7. En sixième lieu, aux termes de l'article R. 4137-135 du code de la défense " Lorsqu'il s'agit d'une sanction disciplinaire du premier groupe ou d'une sanction professionnelle portant sur l'attribution de points négatifs, le recours administratif est adressé à l'autorité militaire de premier niveau dont relève le militaire et inscrite au registre des recours. L'autorité militaire de premier niveau entend l'intéressé, qui peut se faire assister exclusivement par un militaire en activité de son choix. Si cette autorité maintient la sanction prise ou si la décision contestée excède son pouvoir disciplinaire, elle adresse directement, dans un délai de huit jours francs à partir de la date de l'inscription du recours au registre des recours, le dossier au chef d'état-major de l'armée d'appartenance de l'intéressé ou à l'autorité correspondante pour les autres forces armées et les formations rattachées. Une copie de la transmission est remise à l'autorité militaire de deuxième niveau ainsi qu'à l'intéressé ".

8. Il ressort des pièces du dossier que si, dans le cadre de l'examen du recours hiérarchique du 2 septembre contre la sanction litigieuse, l'autorité militaire de premier niveau a envoyé en lettre recommandée avec accusé de réception le 9 septembre 2016 une convocation à M. B... pour un entretien le 28 septembre 2016, l'intéressé n'a pas réceptionné ce courrier lors de sa présentation le 10 septembre en raison d'un changement d'adresse non communiqué préalablement à l'administration. Dès lors, les moyens tirés de la méconnaissance de l'article R. 4137-135 du code de la défense doivent être écartés.

9. En dernier lieu, la circonstance que la demande de sanction relatives aux faits survenus les 7 et 8 mars 2016 a été présentée le 25 mars 2016 par l'autorité militaire de premier niveau et la sanction prononcée le 28 juin 2016 est sans incidence sur la légalité de cette dernière, dès lors qu'aucun texte ou principe ne prévoyait à la date des faits litigieux un délai pour engager une procédure disciplinaire. Dès lors, le moyen tiré de la tardiveté de la sanction doit être rejeté.

Sur la légalité interne :

10. Il appartient au juge de l'excès de pouvoir, saisi de moyens en ce sens, de rechercher si les faits reprochés à un agent public ayant fait l'objet d'une sanction disciplinaire constituent des fautes de nature à justifier une sanction et si la sanction retenue est proportionnée à la gravité de ces fautes.

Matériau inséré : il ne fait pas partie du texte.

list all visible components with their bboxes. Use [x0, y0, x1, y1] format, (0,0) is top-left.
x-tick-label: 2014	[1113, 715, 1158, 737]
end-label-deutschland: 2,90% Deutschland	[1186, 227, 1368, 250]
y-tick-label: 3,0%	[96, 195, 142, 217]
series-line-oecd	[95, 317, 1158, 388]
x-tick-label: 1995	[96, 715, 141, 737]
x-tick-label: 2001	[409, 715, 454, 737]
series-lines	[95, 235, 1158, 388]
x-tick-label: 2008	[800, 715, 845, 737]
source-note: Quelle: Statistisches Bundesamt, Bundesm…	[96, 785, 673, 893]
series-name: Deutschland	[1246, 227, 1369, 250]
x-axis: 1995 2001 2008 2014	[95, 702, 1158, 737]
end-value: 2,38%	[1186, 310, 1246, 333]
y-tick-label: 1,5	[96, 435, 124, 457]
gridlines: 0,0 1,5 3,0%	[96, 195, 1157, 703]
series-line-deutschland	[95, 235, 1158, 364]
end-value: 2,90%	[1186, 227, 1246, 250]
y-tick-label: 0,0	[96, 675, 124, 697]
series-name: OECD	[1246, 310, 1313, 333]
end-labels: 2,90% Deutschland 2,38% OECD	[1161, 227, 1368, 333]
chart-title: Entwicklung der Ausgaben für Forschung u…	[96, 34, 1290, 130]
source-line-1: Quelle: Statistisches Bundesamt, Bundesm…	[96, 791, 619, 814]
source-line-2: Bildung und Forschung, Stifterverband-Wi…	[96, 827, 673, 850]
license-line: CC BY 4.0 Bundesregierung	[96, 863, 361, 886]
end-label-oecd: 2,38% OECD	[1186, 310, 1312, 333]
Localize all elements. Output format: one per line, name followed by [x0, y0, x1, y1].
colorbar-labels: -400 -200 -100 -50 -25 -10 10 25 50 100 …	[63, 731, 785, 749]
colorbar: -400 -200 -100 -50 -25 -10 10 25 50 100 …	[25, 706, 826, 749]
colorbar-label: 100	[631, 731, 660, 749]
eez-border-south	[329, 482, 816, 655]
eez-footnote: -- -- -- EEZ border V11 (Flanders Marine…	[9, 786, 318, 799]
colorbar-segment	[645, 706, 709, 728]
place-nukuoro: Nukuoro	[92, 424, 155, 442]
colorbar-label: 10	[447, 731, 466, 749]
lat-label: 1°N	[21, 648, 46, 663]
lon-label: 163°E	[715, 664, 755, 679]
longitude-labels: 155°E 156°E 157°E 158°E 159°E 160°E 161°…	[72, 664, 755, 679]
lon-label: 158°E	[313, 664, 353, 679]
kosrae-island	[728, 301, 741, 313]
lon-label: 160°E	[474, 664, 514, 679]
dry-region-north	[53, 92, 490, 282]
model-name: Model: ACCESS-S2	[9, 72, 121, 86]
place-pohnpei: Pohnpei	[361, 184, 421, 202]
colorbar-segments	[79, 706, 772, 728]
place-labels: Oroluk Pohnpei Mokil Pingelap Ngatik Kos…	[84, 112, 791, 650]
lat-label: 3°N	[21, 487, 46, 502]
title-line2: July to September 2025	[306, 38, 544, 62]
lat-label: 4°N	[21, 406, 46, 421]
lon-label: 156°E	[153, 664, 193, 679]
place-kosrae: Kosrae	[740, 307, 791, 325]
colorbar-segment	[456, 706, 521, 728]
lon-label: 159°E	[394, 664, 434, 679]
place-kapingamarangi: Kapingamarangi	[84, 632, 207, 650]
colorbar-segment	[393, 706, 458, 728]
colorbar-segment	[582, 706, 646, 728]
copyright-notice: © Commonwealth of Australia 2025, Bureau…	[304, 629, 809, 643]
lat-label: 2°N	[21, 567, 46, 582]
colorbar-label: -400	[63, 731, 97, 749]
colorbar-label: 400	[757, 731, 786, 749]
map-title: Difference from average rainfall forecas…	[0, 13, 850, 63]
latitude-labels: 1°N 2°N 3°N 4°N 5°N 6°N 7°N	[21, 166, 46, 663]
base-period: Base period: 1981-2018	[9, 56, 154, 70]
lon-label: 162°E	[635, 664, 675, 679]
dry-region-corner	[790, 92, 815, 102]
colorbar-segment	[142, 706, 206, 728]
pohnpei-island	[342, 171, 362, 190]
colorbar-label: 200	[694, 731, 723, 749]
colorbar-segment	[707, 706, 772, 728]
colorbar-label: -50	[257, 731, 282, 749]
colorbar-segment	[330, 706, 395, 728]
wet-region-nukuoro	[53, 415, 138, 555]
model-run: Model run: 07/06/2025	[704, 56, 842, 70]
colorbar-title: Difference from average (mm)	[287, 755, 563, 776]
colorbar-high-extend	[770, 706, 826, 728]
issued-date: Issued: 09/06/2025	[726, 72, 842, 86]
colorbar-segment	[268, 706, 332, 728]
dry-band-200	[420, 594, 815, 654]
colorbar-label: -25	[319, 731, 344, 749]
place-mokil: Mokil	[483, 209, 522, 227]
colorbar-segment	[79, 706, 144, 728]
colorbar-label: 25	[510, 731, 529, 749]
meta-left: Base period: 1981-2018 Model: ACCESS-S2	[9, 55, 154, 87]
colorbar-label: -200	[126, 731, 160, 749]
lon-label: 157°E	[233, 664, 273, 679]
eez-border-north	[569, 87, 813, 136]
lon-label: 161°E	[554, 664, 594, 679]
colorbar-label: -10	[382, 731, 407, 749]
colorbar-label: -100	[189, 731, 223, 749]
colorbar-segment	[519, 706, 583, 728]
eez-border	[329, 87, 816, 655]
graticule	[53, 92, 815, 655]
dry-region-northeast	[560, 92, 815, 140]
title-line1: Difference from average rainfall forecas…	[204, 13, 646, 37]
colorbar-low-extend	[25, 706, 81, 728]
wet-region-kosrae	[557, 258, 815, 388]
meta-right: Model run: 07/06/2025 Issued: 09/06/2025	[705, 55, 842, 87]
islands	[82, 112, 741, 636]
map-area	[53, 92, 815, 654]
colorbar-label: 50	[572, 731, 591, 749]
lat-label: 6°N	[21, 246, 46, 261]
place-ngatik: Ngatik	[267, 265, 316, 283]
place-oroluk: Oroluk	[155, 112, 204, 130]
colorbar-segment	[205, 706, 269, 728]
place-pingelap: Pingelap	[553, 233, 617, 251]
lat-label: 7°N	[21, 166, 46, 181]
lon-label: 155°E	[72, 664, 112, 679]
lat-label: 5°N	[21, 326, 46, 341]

11. En premier lieu, aux termes du premier alinéa de l'article L. 4122-1 du code de la défense : " Les militaires doivent obéissance aux ordres de leurs supérieurs et sont responsables de l'exécution des missions qui leur sont confiées ". Aux termes de l'article L. 4111-1 du même code : " (...) L'état militaire exige en toute circonstance (...) discipline, disponibilité, loyalisme et neutralité (...) ".

12. La sanction attaquée n'a pas retenu, parmi les faits justifiant la mesure contestée, le retard du requérant lors de sa prise de poste le 7 mars 2016. Par suite le moyen tiré de ce que la matérialité de ce grief ne serait pas établie est inopérant.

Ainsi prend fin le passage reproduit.